The country's inflation rate in August more than doubled compared to the same month last year, when it recorded 15.3% increase. The latest surge is compounded by economic pressures, a shortage of foreign currency and successive devaluation of the Egyptian pound.
The figures released Sunday showed that Egyptian food prices, the nation's main driver of inflation, rose by over 70% in August compared to the same month in 2022. Grains, meat, poultry, fish, and fruit were among the products with the biggest price spikes.
The Egyptian pound has lost more than 50% of its value against the dollar since the Russian war on Ukraine broke out in February 2022, adding further burdens on millions of Egyptians whose savings are running low as the cost of living surges.

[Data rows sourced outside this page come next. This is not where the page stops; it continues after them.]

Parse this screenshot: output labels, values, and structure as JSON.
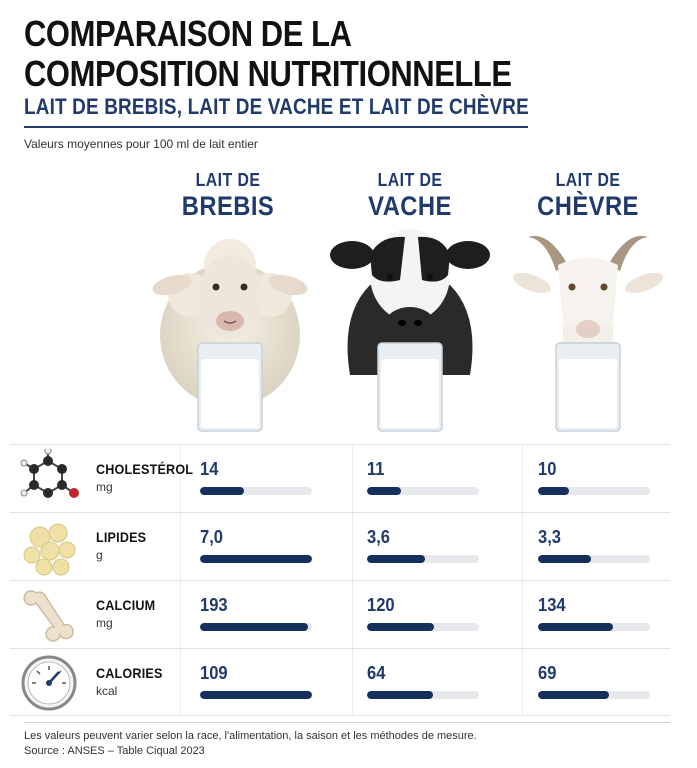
{
  "header": {
    "title_line1": "COMPARAISON DE LA",
    "title_line2": "COMPOSITION NUTRITIONNELLE",
    "subtitle": "LAIT DE BREBIS, LAIT DE VACHE ET LAIT DE CHÈVRE",
    "note": "Valeurs moyennes pour 100 ml de lait entier"
  },
  "columns": [
    {
      "small": "LAIT DE",
      "big": "BREBIS",
      "animal_icon": "sheep-icon"
    },
    {
      "small": "LAIT DE",
      "big": "VACHE",
      "animal_icon": "cow-icon"
    },
    {
      "small": "LAIT DE",
      "big": "CHÈVRE",
      "animal_icon": "goat-icon"
    }
  ],
  "chart_data": {
    "type": "bar",
    "categories": [
      "BREBIS",
      "VACHE",
      "CHÈVRE"
    ],
    "series": [
      {
        "name": "CHOLESTÉROL",
        "unit": "mg",
        "icon": "molecule-icon",
        "values": [
          14,
          11,
          10
        ],
        "labels": [
          "14",
          "11",
          "10"
        ],
        "scale_max": 36
      },
      {
        "name": "LIPIDES",
        "unit": "g",
        "icon": "fat-globules-icon",
        "values": [
          7.0,
          3.6,
          3.3
        ],
        "labels": [
          "7,0",
          "3,6",
          "3,3"
        ],
        "scale_max": 7.0
      },
      {
        "name": "CALCIUM",
        "unit": "mg",
        "icon": "bone-icon",
        "values": [
          193,
          120,
          134
        ],
        "labels": [
          "193",
          "120",
          "134"
        ],
        "scale_max": 200
      },
      {
        "name": "CALORIES",
        "unit": "kcal",
        "icon": "gauge-icon",
        "values": [
          109,
          64,
          69
        ],
        "labels": [
          "109",
          "64",
          "69"
        ],
        "scale_max": 109
      }
    ]
  },
  "footer": {
    "line1": "Les valeurs peuvent varier selon la race, l'alimentation, la saison et les méthodes de mesure.",
    "line2": "Source : ANSES – Table Ciqual 2023"
  },
  "colors": {
    "navy": "#1f3a6b",
    "bar": "#16305e",
    "track": "#e6e8ec"
  }
}
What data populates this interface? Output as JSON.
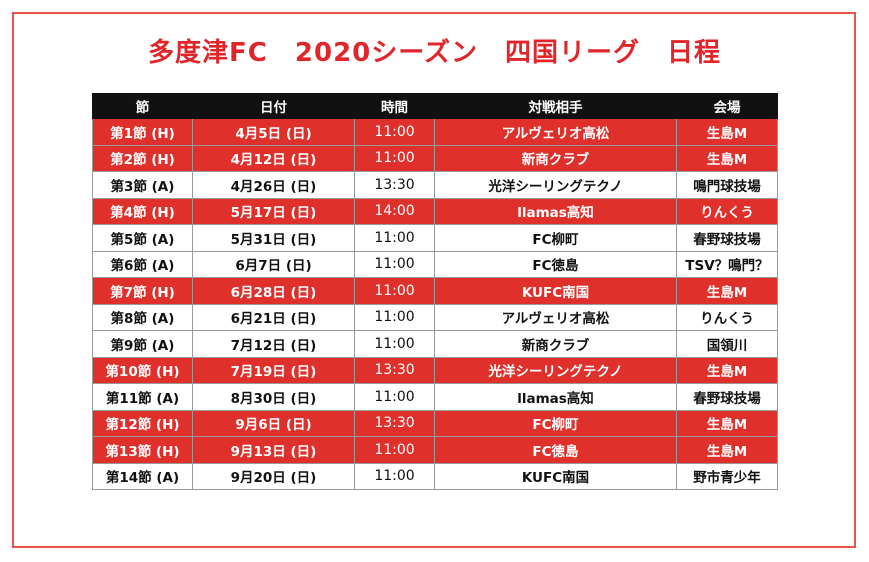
{
  "title": "多度津FC　2020シーズン　四国リーグ　日程",
  "colors": {
    "title": "#e0262b",
    "home_row": "#e0302b",
    "header": "#111111",
    "frame": "#e8524a"
  },
  "table": {
    "headers": [
      "節",
      "日付",
      "時間",
      "対戦相手",
      "会場"
    ],
    "rows": [
      {
        "home": true,
        "round": "第1節 (H)",
        "date": "4月5日 (日)",
        "time": "11:00",
        "opponent": "アルヴェリオ高松",
        "venue": "生島M"
      },
      {
        "home": true,
        "round": "第2節 (H)",
        "date": "4月12日 (日)",
        "time": "11:00",
        "opponent": "新商クラブ",
        "venue": "生島M"
      },
      {
        "home": false,
        "round": "第3節 (A)",
        "date": "4月26日 (日)",
        "time": "13:30",
        "opponent": "光洋シーリングテクノ",
        "venue": "鳴門球技場"
      },
      {
        "home": true,
        "round": "第4節 (H)",
        "date": "5月17日 (日)",
        "time": "14:00",
        "opponent": "llamas高知",
        "venue": "りんくう"
      },
      {
        "home": false,
        "round": "第5節 (A)",
        "date": "5月31日 (日)",
        "time": "11:00",
        "opponent": "FC柳町",
        "venue": "春野球技場"
      },
      {
        "home": false,
        "round": "第6節 (A)",
        "date": "6月7日 (日)",
        "time": "11:00",
        "opponent": "FC徳島",
        "venue": "TSV？鳴門？"
      },
      {
        "home": true,
        "round": "第7節 (H)",
        "date": "6月28日 (日)",
        "time": "11:00",
        "opponent": "KUFC南国",
        "venue": "生島M"
      },
      {
        "home": false,
        "round": "第8節 (A)",
        "date": "6月21日 (日)",
        "time": "11:00",
        "opponent": "アルヴェリオ高松",
        "venue": "りんくう"
      },
      {
        "home": false,
        "round": "第9節 (A)",
        "date": "7月12日 (日)",
        "time": "11:00",
        "opponent": "新商クラブ",
        "venue": "国領川"
      },
      {
        "home": true,
        "round": "第10節 (H)",
        "date": "7月19日 (日)",
        "time": "13:30",
        "opponent": "光洋シーリングテクノ",
        "venue": "生島M"
      },
      {
        "home": false,
        "round": "第11節 (A)",
        "date": "8月30日 (日)",
        "time": "11:00",
        "opponent": "llamas高知",
        "venue": "春野球技場"
      },
      {
        "home": true,
        "round": "第12節 (H)",
        "date": "9月6日 (日)",
        "time": "13:30",
        "opponent": "FC柳町",
        "venue": "生島M"
      },
      {
        "home": true,
        "round": "第13節 (H)",
        "date": "9月13日 (日)",
        "time": "11:00",
        "opponent": "FC徳島",
        "venue": "生島M"
      },
      {
        "home": false,
        "round": "第14節 (A)",
        "date": "9月20日 (日)",
        "time": "11:00",
        "opponent": "KUFC南国",
        "venue": "野市青少年"
      }
    ]
  }
}
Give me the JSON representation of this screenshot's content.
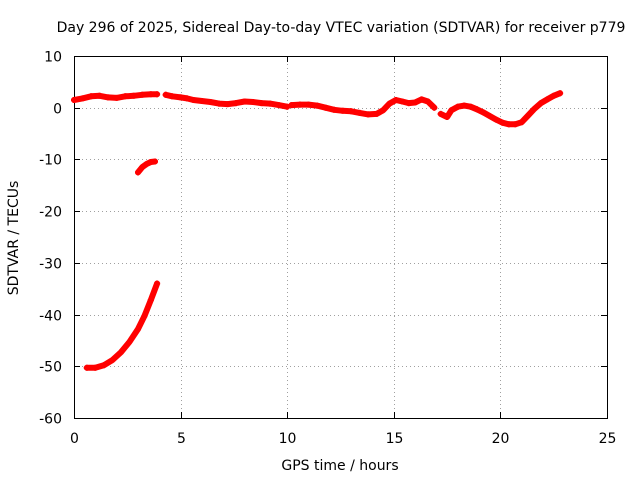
{
  "chart_data": {
    "type": "scatter",
    "title": "Day 296 of 2025, Sidereal Day-to-day VTEC variation (SDTVAR) for receiver p779",
    "xlabel": "GPS time / hours",
    "ylabel": "SDTVAR / TECUs",
    "xlim": [
      0,
      25
    ],
    "ylim": [
      -60,
      10
    ],
    "xticks": [
      0,
      5,
      10,
      15,
      20,
      25
    ],
    "yticks": [
      10,
      0,
      -10,
      -20,
      -30,
      -40,
      -50,
      -60
    ],
    "grid": true,
    "series": [
      {
        "name": "SDTVAR",
        "color": "#ff0000",
        "segments": [
          [
            [
              0.0,
              1.5
            ],
            [
              0.4,
              1.8
            ],
            [
              0.8,
              2.2
            ],
            [
              1.2,
              2.3
            ],
            [
              1.6,
              2.0
            ],
            [
              2.0,
              1.9
            ],
            [
              2.4,
              2.2
            ],
            [
              2.8,
              2.3
            ],
            [
              3.2,
              2.5
            ],
            [
              3.6,
              2.6
            ],
            [
              3.9,
              2.6
            ]
          ],
          [
            [
              4.3,
              2.5
            ],
            [
              4.6,
              2.2
            ],
            [
              5.0,
              2.0
            ],
            [
              5.3,
              1.8
            ],
            [
              5.6,
              1.5
            ],
            [
              6.0,
              1.3
            ],
            [
              6.4,
              1.1
            ],
            [
              6.8,
              0.8
            ],
            [
              7.2,
              0.7
            ],
            [
              7.6,
              0.9
            ],
            [
              8.0,
              1.2
            ],
            [
              8.4,
              1.1
            ],
            [
              8.8,
              0.9
            ],
            [
              9.2,
              0.8
            ],
            [
              9.6,
              0.5
            ],
            [
              10.0,
              0.2
            ]
          ],
          [
            [
              10.2,
              0.5
            ],
            [
              10.6,
              0.6
            ],
            [
              11.0,
              0.6
            ],
            [
              11.4,
              0.4
            ],
            [
              11.8,
              0.0
            ],
            [
              12.2,
              -0.4
            ],
            [
              12.6,
              -0.6
            ],
            [
              13.0,
              -0.7
            ],
            [
              13.4,
              -1.0
            ],
            [
              13.8,
              -1.3
            ],
            [
              14.2,
              -1.2
            ],
            [
              14.5,
              -0.5
            ],
            [
              14.8,
              0.8
            ],
            [
              15.1,
              1.5
            ],
            [
              15.4,
              1.2
            ],
            [
              15.7,
              0.9
            ],
            [
              16.0,
              1.0
            ],
            [
              16.3,
              1.6
            ],
            [
              16.6,
              1.2
            ],
            [
              16.9,
              0.0
            ]
          ],
          [
            [
              17.2,
              -1.2
            ],
            [
              17.5,
              -1.8
            ],
            [
              17.7,
              -0.5
            ],
            [
              18.0,
              0.2
            ],
            [
              18.3,
              0.4
            ],
            [
              18.6,
              0.2
            ],
            [
              18.9,
              -0.3
            ],
            [
              19.2,
              -0.9
            ],
            [
              19.5,
              -1.6
            ],
            [
              19.8,
              -2.3
            ],
            [
              20.1,
              -2.9
            ],
            [
              20.4,
              -3.2
            ],
            [
              20.7,
              -3.2
            ],
            [
              21.0,
              -2.8
            ],
            [
              21.3,
              -1.5
            ],
            [
              21.6,
              -0.2
            ],
            [
              21.9,
              0.9
            ],
            [
              22.2,
              1.6
            ],
            [
              22.5,
              2.3
            ],
            [
              22.8,
              2.8
            ]
          ],
          [
            [
              3.0,
              -12.5
            ],
            [
              3.2,
              -11.5
            ],
            [
              3.4,
              -10.9
            ],
            [
              3.6,
              -10.5
            ],
            [
              3.8,
              -10.4
            ]
          ],
          [
            [
              0.6,
              -50.3
            ],
            [
              1.0,
              -50.3
            ],
            [
              1.4,
              -49.8
            ],
            [
              1.8,
              -48.8
            ],
            [
              2.2,
              -47.3
            ],
            [
              2.6,
              -45.3
            ],
            [
              3.0,
              -42.8
            ],
            [
              3.3,
              -40.3
            ],
            [
              3.6,
              -37.2
            ],
            [
              3.9,
              -34.0
            ]
          ]
        ]
      }
    ]
  }
}
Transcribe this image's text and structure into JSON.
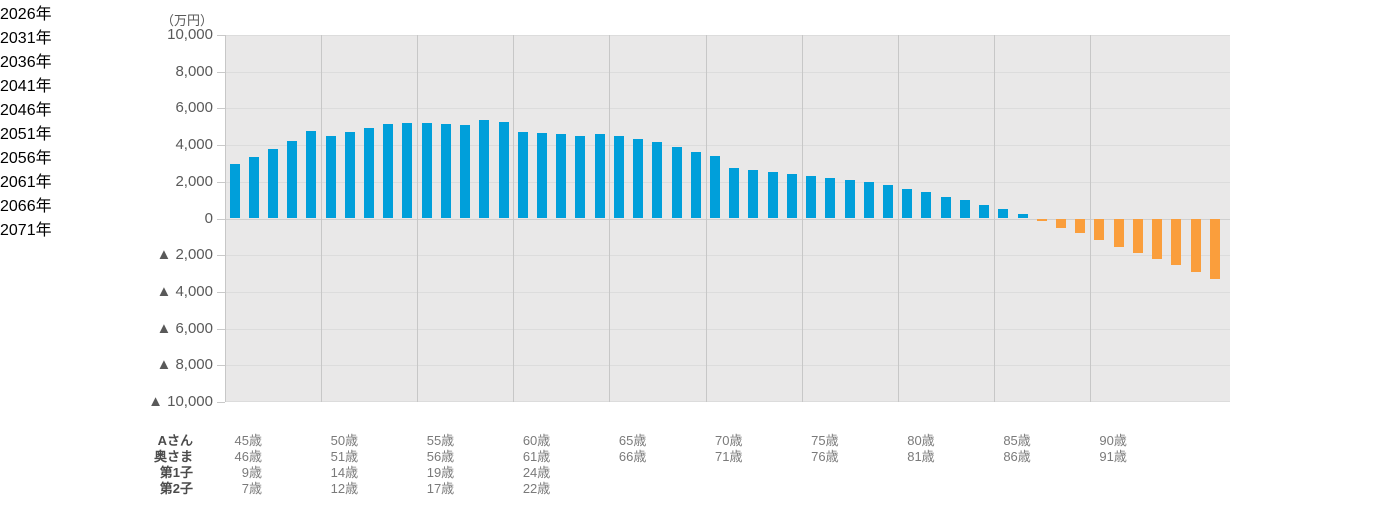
{
  "unit_label": "（万円）",
  "colors": {
    "bar_positive": "#009FDA",
    "bar_negative": "#FA9E3C",
    "plot_background": "#E9E8E8",
    "h_gridline": "#DCDCDC",
    "zero_line": "#CFCFCF",
    "v_gridline": "#C7C7C7",
    "tick_stub": "#C9C9C9",
    "axis_text": "#595959",
    "table_text": "#7A7A7A",
    "table_label_text": "#4B4B4B"
  },
  "y_axis": {
    "tick_labels": [
      "10,000",
      "8,000",
      "6,000",
      "4,000",
      "2,000",
      "0",
      "▲ 2,000",
      "▲ 4,000",
      "▲ 6,000",
      "▲ 8,000",
      "▲ 10,000"
    ],
    "tick_values": [
      10000,
      8000,
      6000,
      4000,
      2000,
      0,
      -2000,
      -4000,
      -6000,
      -8000,
      -10000
    ]
  },
  "x_axis": {
    "tick_labels": [
      "2026年",
      "2031年",
      "2036年",
      "2041年",
      "2046年",
      "2051年",
      "2056年",
      "2061年",
      "2066年",
      "2071年"
    ]
  },
  "chart_data": {
    "type": "bar",
    "title": "",
    "ylabel": "（万円）",
    "ylim": [
      -10000,
      10000
    ],
    "ytick_step": 2000,
    "xtick_interval": 5,
    "grid": true,
    "negative_tick_prefix": "▲",
    "x": [
      2026,
      2027,
      2028,
      2029,
      2030,
      2031,
      2032,
      2033,
      2034,
      2035,
      2036,
      2037,
      2038,
      2039,
      2040,
      2041,
      2042,
      2043,
      2044,
      2045,
      2046,
      2047,
      2048,
      2049,
      2050,
      2051,
      2052,
      2053,
      2054,
      2055,
      2056,
      2057,
      2058,
      2059,
      2060,
      2061,
      2062,
      2063,
      2064,
      2065,
      2066,
      2067,
      2068,
      2069,
      2070,
      2071,
      2072,
      2073,
      2074,
      2075,
      2076,
      2077
    ],
    "values": [
      2950,
      3350,
      3800,
      4250,
      4750,
      4500,
      4700,
      4950,
      5150,
      5190,
      5230,
      5160,
      5100,
      5350,
      5250,
      4730,
      4680,
      4620,
      4480,
      4620,
      4500,
      4350,
      4150,
      3900,
      3650,
      3400,
      2750,
      2650,
      2550,
      2400,
      2300,
      2200,
      2100,
      1980,
      1810,
      1610,
      1430,
      1190,
      990,
      730,
      495,
      220,
      -150,
      -510,
      -810,
      -1180,
      -1550,
      -1860,
      -2230,
      -2560,
      -2900,
      -3300
    ]
  },
  "age_table": {
    "row_labels": [
      "Aさん",
      "奥さま",
      "第1子",
      "第2子"
    ],
    "columns": [
      "2026年",
      "2031年",
      "2036年",
      "2041年",
      "2046年",
      "2051年",
      "2056年",
      "2061年",
      "2066年",
      "2071年"
    ],
    "rows": [
      [
        "45歳",
        "50歳",
        "55歳",
        "60歳",
        "65歳",
        "70歳",
        "75歳",
        "80歳",
        "85歳",
        "90歳"
      ],
      [
        "46歳",
        "51歳",
        "56歳",
        "61歳",
        "66歳",
        "71歳",
        "76歳",
        "81歳",
        "86歳",
        "91歳"
      ],
      [
        "9歳",
        "14歳",
        "19歳",
        "24歳",
        "",
        "",
        "",
        "",
        "",
        ""
      ],
      [
        "7歳",
        "12歳",
        "17歳",
        "22歳",
        "",
        "",
        "",
        "",
        "",
        ""
      ]
    ]
  }
}
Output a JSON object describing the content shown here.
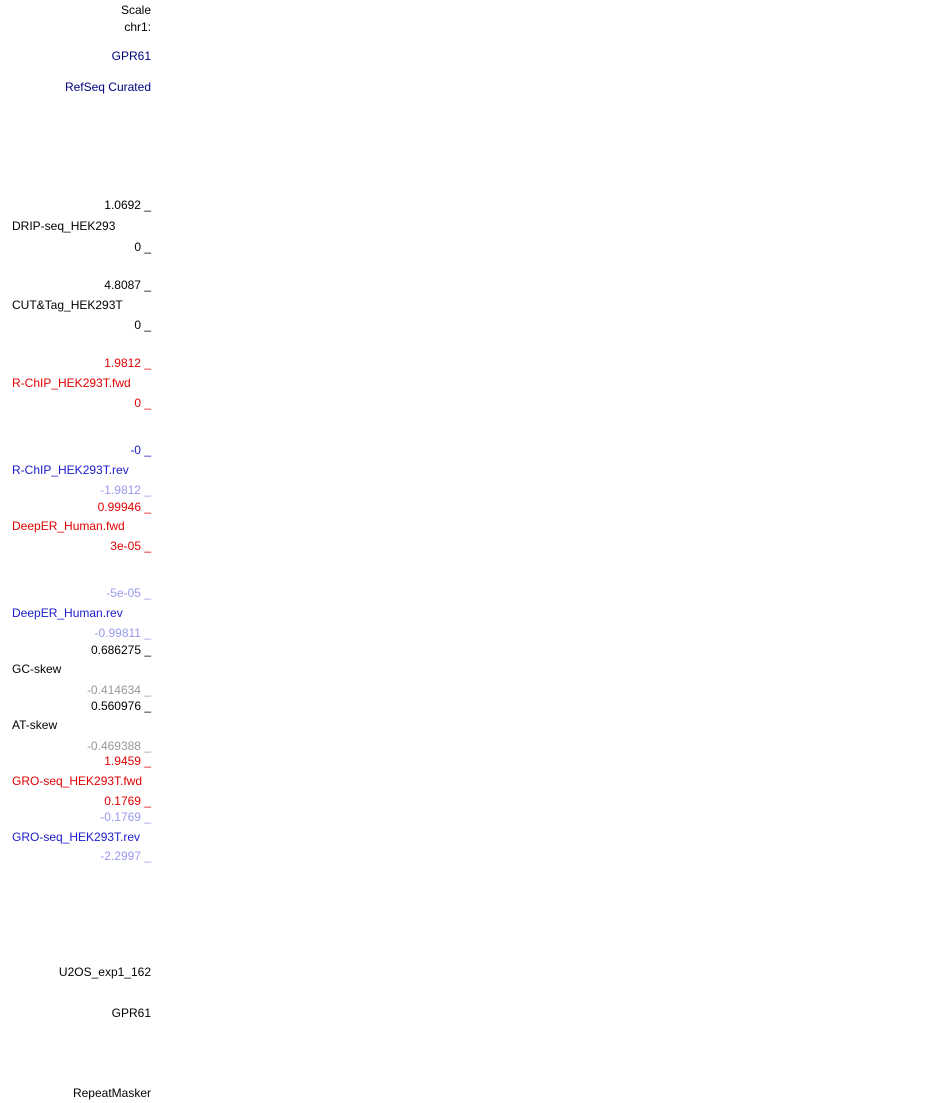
{
  "colors": {
    "black": "#000000",
    "navy": "#000080",
    "red": "#e00000",
    "blue": "#1a1acc",
    "light_blue": "#9999ee",
    "gray": "#999999"
  },
  "label_column": {
    "ruler": {
      "scale": "Scale",
      "position": "chr1:"
    },
    "gene_track": {
      "gene": "GPR61",
      "track_label": "RefSeq Curated"
    },
    "signal_tracks": [
      {
        "name": "DRIP-seq_HEK293",
        "max": "1.0692 _",
        "min": "0 _",
        "name_color": "black",
        "max_color": "black",
        "min_color": "black"
      },
      {
        "name": "CUT&Tag_HEK293T",
        "max": "4.8087 _",
        "min": "0 _",
        "name_color": "black",
        "max_color": "black",
        "min_color": "black"
      },
      {
        "name": "R-ChIP_HEK293T.fwd",
        "max": "1.9812 _",
        "min": "0 _",
        "name_color": "red",
        "max_color": "red",
        "min_color": "red"
      },
      {
        "name": "R-ChIP_HEK293T.rev",
        "max": "-0 _",
        "min": "-1.9812 _",
        "name_color": "blue",
        "max_color": "blue",
        "min_color": "light_blue"
      },
      {
        "name": "DeepER_Human.fwd",
        "max": "0.99946 _",
        "min": "3e-05 _",
        "name_color": "red",
        "max_color": "red",
        "min_color": "red"
      },
      {
        "name": "DeepER_Human.rev",
        "max": "-5e-05 _",
        "min": "-0.99811 _",
        "name_color": "blue",
        "max_color": "light_blue",
        "min_color": "light_blue"
      },
      {
        "name": "GC-skew",
        "max": "0.686275 _",
        "min": "-0.414634 _",
        "name_color": "black",
        "max_color": "black",
        "min_color": "gray"
      },
      {
        "name": "AT-skew",
        "max": "0.560976 _",
        "min": "-0.469388 _",
        "name_color": "black",
        "max_color": "black",
        "min_color": "gray"
      },
      {
        "name": "GRO-seq_HEK293T.fwd",
        "max": "1.9459 _",
        "min": "0.1769 _",
        "name_color": "red",
        "max_color": "red",
        "min_color": "red"
      },
      {
        "name": "GRO-seq_HEK293T.rev",
        "max": "-0.1769 _",
        "min": "-2.2997 _",
        "name_color": "blue",
        "max_color": "light_blue",
        "min_color": "light_blue"
      }
    ],
    "bottom_tracks": {
      "u2os": "U2OS_exp1_162",
      "gene": "GPR61",
      "repeatmasker": "RepeatMasker"
    }
  }
}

Some 27.3% of of Egyptians live below the poverty line, making less than the equivalent of $169.12 per year, according to Saifaddin Galal of Statista.
Egypt, the most populous Arab country with a population of over 105 million, was the world’s largest importer of wheat as of 2021, when it purchased $4.35 billion in wheat, mostly from Russia, according to the Observatory of Economic Complexity. The country's imports of wheat fell to an eight-year low of 10.5 million metric tons from July 2022 to June 2023 due to Russia's war in Ukraine, and are expected to tick up 3% in the 2023 to 2024 marketing year, according to the U.S. Department of Agriculture.